Mahasiswa di Cianjur berani membakar polisi dalam demontrasi demi tuntutan kesejahteraan. Dapat dimengerti, urusan perut bisa membuat orang kalap dan kurang memperhatikan resiko. (Kompas.com)
Demontrasi, tidak hanya sebagai bentuk kekesalan atas ketidaksanggupan Pemerintah memberikan kehidupan yang layak pada rakyatnya. Demontrasi bisa menjadi benar-benar bentuk penyampaian gagasan.
Gagasan tidak melulu tentang masalah perut. Gagasan bisa berupa bentuk yang 'belum terwujud'.
Pernahkah kita mendengar orang yang berdemontrasi menuntut masalah hak azasi. Padahal, filosofi yang mendasari kedua pihak sangatlah berbeda. Contoh terbaru adalah demontrasi mahasiswa asal Papua di Malang yang berakhir ricuh.
(Tribunnews.com)
Suatu permintaan yang 'tidak azasi' apabila sekelompok orang meminta untuk 'menentukan nasibnya sendiri'. Apakah demontrasi yang meminta memerdekakan diri seperti itu harus 'dilayani' aspirasinya.

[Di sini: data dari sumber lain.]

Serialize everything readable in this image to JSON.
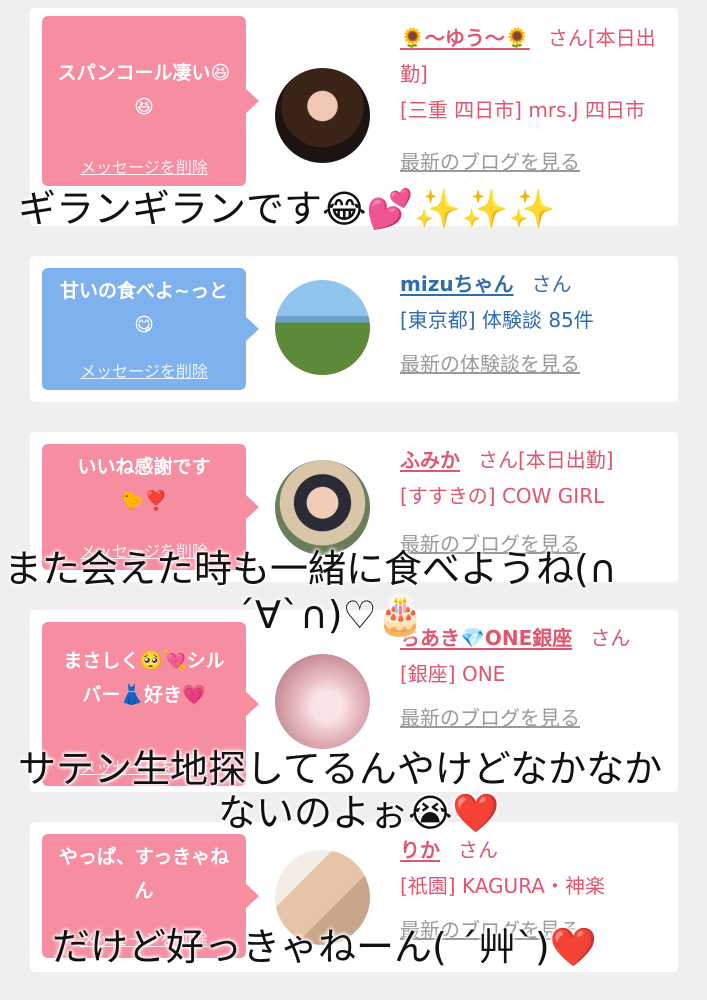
{
  "cards": [
    {
      "message": "スパンコール凄い😆😆",
      "delete_label": "メッセージを削除",
      "name": "🌻〜ゆう〜🌻",
      "honorific": "さん[本日出勤]",
      "shop": "[三重 四日市] mrs.J 四日市",
      "link": "最新のブログを見る",
      "bubble_color": "#f68da0"
    },
    {
      "message": "甘いの食べよ~っと😋",
      "delete_label": "メッセージを削除",
      "name": "mizuちゃん",
      "honorific": "さん",
      "shop": "[東京都] 体験談 85件",
      "link": "最新の体験談を見る",
      "bubble_color": "#7fb1ee"
    },
    {
      "message": "いいね感謝です🐤❣️",
      "delete_label": "メッセージを削除",
      "name": "ふみか",
      "honorific": "さん[本日出勤]",
      "shop": "[すすきの] COW GIRL",
      "link": "最新のブログを見る",
      "bubble_color": "#f68da0"
    },
    {
      "message": "まさしく🥺💘シルバー👗好き💗",
      "delete_label": "メッセージを削除",
      "name": "ちあき💎ONE銀座",
      "honorific": "さん",
      "shop": "[銀座] ONE",
      "link": "最新のブログを見る",
      "bubble_color": "#f68da0"
    },
    {
      "message": "やっぱ、すっきゃねん",
      "delete_label": "メッセージを削除",
      "name": "りか",
      "honorific": "さん",
      "shop": "[祇園] KAGURA・神楽",
      "link": "最新のブログを見る",
      "bubble_color": "#f68da0"
    }
  ],
  "overlays": {
    "line1": "ギランギランです😂💕✨✨✨",
    "line2a": "また会えた時も一緒に食べようね(∩",
    "line2b": "´∀`∩)♡🎂",
    "line3a": "サテン生地探してるんやけどなかなか",
    "line3b": "ないのよぉ😭❤️",
    "line4": "だけど好っきゃねーん( ´艸`)❤️"
  }
}
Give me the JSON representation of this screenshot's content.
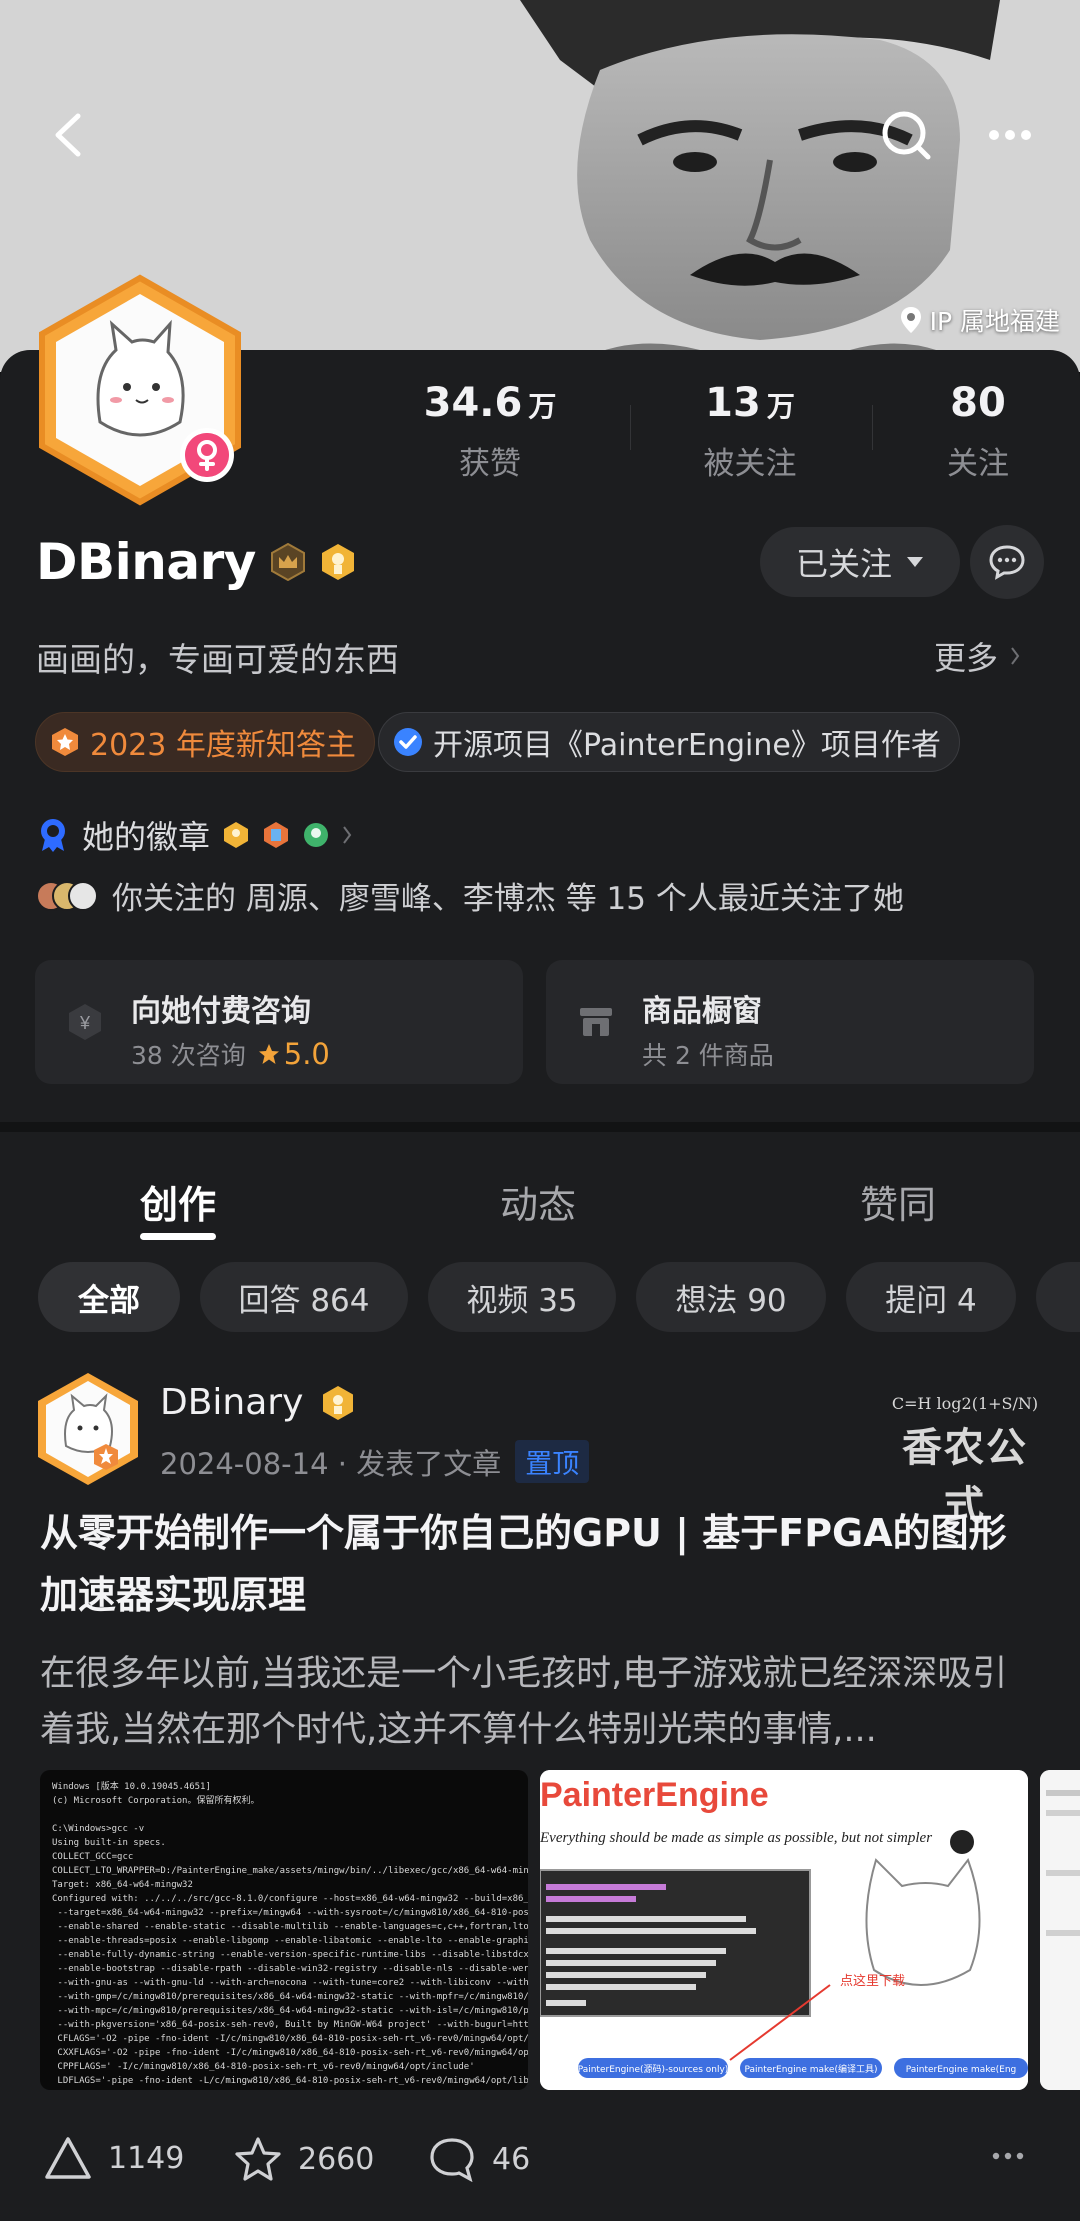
{
  "cover": {
    "ip_location": "IP 属地福建"
  },
  "profile": {
    "stats": [
      {
        "num": "34.6",
        "unit": "万",
        "label": "获赞"
      },
      {
        "num": "13",
        "unit": "万",
        "label": "被关注"
      },
      {
        "num": "80",
        "unit": "",
        "label": "关注"
      }
    ],
    "name": "DBinary",
    "follow_label": "已关注",
    "bio": "画画的，专画可爱的东西",
    "more_label": "更多",
    "tags": [
      {
        "label": "2023 年度新知答主"
      },
      {
        "label": "开源项目《PainterEngine》项目作者"
      }
    ],
    "badges_label": "她的徽章",
    "friends_text": "你关注的 周源、廖雪峰、李博杰 等 15 个人最近关注了她",
    "services": [
      {
        "title": "向她付费咨询",
        "sub": "38 次咨询",
        "rating": "5.0"
      },
      {
        "title": "商品橱窗",
        "sub": "共 2 件商品"
      }
    ]
  },
  "tabs": [
    {
      "label": "创作"
    },
    {
      "label": "动态"
    },
    {
      "label": "赞同"
    }
  ],
  "filters": [
    {
      "label": "全部"
    },
    {
      "label": "回答 864"
    },
    {
      "label": "视频 35"
    },
    {
      "label": "想法 90"
    },
    {
      "label": "提问 4"
    }
  ],
  "post": {
    "author": "DBinary",
    "meta": "2024-08-14 · 发表了文章",
    "pin_label": "置顶",
    "logo_formula": "C=H log2(1+S/N)",
    "logo_text": "香农公式",
    "title": "从零开始制作一个属于你自己的GPU | 基于FPGA的图形加速器实现原理",
    "excerpt": "在很多年以前,当我还是一个小毛孩时,电子游戏就已经深深吸引着我,当然在那个时代,这并不算什么特别光荣的事情,...",
    "thumb2_title": "PainterEngine",
    "thumb2_slogan": "Everything should be made as simple as possible, but not simpler",
    "thumb2_note": "点这里下载",
    "thumb2_buttons": [
      "PainterEngine(源码)-sources only)",
      "PainterEngine make(编译工具)",
      "PainterEngine make(Eng"
    ],
    "likes": "1149",
    "favorites": "2660",
    "comments": "46"
  },
  "colors": {
    "accent_orange": "#f08a3c",
    "accent_blue": "#3a83ff",
    "card_bg": "#1c1d1f",
    "gender_pink": "#f2487a"
  }
}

Di Papua, kita saksikan demontrasi bisa begitu 'panas' karena hasutan dari pihak yang tidak bertanggung jawab. Rasa 'tersinggung' sangat mungkin memantik kemarahan siapa pun.(detik.com)
Demontrasi Sebagai Pemenuhan Kebutuhan
Saya tidak akan membahas masalah politik Hongkong karena bukan kapasitas saya untuk itu. Saya mencoba mengamati, kenapa demontrasi itu begitu kencang ketika kehidupan sudah jauh lebih dari kata 'cukup'.